Related to waterlilies, lotus add interest to water gardens and ponds in the landscape. Lotuses produce round, flat leaves that float on the water surface, as well as large flowers that are prized for their ornamental quality. While lotus are often propagated from their tubers, growing lotus seeds is an inexpensive way to add more of the plants to your garden. Lotus seeds have tough outer shells that allow them to remain viable for up to 200 years, so preparation before planting is necessary.
Grasp a lotus seed in a pair of pliers, with the end of the seed and its dimple facing up. Rub the dimple on a piece of 80-grit sandpaper until the outer seed coating is rubbed off and reveals the white seed beneath.
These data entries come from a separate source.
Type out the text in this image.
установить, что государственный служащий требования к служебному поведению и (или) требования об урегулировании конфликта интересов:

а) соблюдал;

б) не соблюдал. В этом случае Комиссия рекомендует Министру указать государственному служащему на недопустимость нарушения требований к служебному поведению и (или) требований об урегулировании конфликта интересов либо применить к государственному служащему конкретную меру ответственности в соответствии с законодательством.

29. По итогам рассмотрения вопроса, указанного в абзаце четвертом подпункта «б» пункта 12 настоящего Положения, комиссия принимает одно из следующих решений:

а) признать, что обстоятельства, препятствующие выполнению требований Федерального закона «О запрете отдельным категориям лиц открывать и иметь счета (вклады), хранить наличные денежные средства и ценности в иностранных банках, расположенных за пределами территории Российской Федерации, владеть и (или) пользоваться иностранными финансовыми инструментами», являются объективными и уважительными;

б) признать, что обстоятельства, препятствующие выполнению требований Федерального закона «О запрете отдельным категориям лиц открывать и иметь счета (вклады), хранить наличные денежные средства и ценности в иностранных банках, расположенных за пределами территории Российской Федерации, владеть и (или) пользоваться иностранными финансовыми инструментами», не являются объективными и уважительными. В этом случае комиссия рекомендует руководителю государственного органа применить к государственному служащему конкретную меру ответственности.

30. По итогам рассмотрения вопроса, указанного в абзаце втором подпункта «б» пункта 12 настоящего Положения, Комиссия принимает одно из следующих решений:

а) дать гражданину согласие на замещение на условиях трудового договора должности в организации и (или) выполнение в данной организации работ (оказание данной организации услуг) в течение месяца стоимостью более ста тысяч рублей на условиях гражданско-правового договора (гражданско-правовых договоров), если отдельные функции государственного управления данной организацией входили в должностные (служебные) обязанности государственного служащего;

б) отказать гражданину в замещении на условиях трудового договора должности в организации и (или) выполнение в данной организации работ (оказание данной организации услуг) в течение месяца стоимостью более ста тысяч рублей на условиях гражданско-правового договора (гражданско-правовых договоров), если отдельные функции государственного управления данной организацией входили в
Fill a plastic cup with warm water. Place the seed into the cup and set in a 70- to 90-degree F room to germinate. Replace the water as it becomes cloudy until the seed germinates, which takes from one day to three weeks.
Fill an 8-inch diameter round pot or bucket with a quality potting soil that is recommended for water garden plants. Fill with soil until it is 2 to 3 inches from the rim of the pot.
Plant the sprouted lotus seed into the soil once roots begin forming near the stem, usually once the fourth leaf forms on the sprout. Plant deep enough so the roots are ½ inch under the soil surface.
Water the soil until there is 2 inches of standing water in each pot. Provide full sun to the plants and maintain the water level until ready to transplant.
Transplant the seedlings to the water garden once the lotus has produced at least five leaves. Sow to the same depth in the bottom of the pond or sink the pots in the water so you can relocate the lotus as desired.